Software Devices and Systems: Dr. Tennenhouse, leader of the Telemedia, Networks and Systems Group, has gone to DARPA where he will direct the Information Technology Office. His group has been merged with Professor Guttag's group, the Systematic Program Development Group. The combined group, called Software Devices and Systems, headed by Professor Guttag, is already well on its way with the development of Spectrumware -- a totally digital approach to the detection and processing of communication signals, from the antenna that receives them to the final function that they are intended to perform.
In June 1997, Business Week's special issue on "The Digital Frontiers" conducted a Delphi Poll that rated research laboratories worldwide. We are proud that LCS was ranked second.
During this reporting period, the Laboratory's Distinguished Lecturer Series included presentations by Dr. Whitfield Diffie, Distinguished Engineer, Sun Microsystems, Inc., Dr. Anita K. Jones, Director, Defense Research and Engineering, DOD, Dr.
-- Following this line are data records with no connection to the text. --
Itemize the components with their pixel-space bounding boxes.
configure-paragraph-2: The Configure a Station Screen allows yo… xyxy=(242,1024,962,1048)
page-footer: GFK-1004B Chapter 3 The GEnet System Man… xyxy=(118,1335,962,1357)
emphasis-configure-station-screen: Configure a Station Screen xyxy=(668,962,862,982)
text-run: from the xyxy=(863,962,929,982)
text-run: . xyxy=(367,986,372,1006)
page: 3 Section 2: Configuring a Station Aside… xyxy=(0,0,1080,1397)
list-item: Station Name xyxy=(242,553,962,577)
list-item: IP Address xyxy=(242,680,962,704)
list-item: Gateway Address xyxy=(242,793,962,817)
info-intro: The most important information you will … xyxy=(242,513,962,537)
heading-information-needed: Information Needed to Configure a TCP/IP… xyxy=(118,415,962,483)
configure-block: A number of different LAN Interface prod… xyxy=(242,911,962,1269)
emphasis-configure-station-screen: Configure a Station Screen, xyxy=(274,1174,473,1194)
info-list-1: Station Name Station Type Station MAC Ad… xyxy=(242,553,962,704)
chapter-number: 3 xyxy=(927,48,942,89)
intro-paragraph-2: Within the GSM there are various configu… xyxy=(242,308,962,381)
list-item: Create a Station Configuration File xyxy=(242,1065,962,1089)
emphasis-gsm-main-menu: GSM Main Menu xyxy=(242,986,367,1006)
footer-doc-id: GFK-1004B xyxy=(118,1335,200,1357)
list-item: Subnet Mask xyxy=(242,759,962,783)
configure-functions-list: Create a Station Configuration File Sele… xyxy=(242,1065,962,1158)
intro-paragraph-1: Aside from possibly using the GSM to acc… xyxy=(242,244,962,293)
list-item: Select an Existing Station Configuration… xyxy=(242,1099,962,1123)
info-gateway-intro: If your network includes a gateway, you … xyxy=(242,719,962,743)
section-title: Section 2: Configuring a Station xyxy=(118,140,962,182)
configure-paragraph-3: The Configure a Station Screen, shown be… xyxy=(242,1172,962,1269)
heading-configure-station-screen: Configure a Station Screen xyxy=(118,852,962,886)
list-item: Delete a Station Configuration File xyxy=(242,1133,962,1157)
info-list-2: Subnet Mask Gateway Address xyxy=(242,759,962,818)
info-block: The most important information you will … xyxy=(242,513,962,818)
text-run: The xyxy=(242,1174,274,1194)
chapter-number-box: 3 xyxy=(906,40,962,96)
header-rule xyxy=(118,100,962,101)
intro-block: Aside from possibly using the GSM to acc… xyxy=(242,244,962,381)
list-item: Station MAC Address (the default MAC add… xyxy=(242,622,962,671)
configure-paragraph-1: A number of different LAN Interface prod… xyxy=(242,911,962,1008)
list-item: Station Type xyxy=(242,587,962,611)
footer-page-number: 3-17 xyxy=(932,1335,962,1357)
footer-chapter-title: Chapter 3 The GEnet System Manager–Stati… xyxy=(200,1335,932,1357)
John Warnock, President and CEO, Adobe Systems, and Professor David R. Cheriton, Stanford University. The Laboratory is organized into 14 research groups, an administrative unit, and a computer service support unit. The Laboratory's membership comprises a total of 459 people, including 79 faculty and research staff, 141 graduate students, 129 undergraduate students, 75 visitors, affiliates, and postdoctoral associates and fellows, and 35 support staff. The academic affiliation of most of the Laboratory's faculty and students is with the Department of Electrical Engineering and Computer Science (EECS).
About 60% of the Laboratory's funding comes from the US Government's Advanced Research Projects Agency. The Laboratory is also funded by and has extensive links with industrial organizations. These include partnerships for the construction of major hardware systems, consortia for the development and maintenance of standards, such as the World Wide Web, and joint studies on research areas of common concern.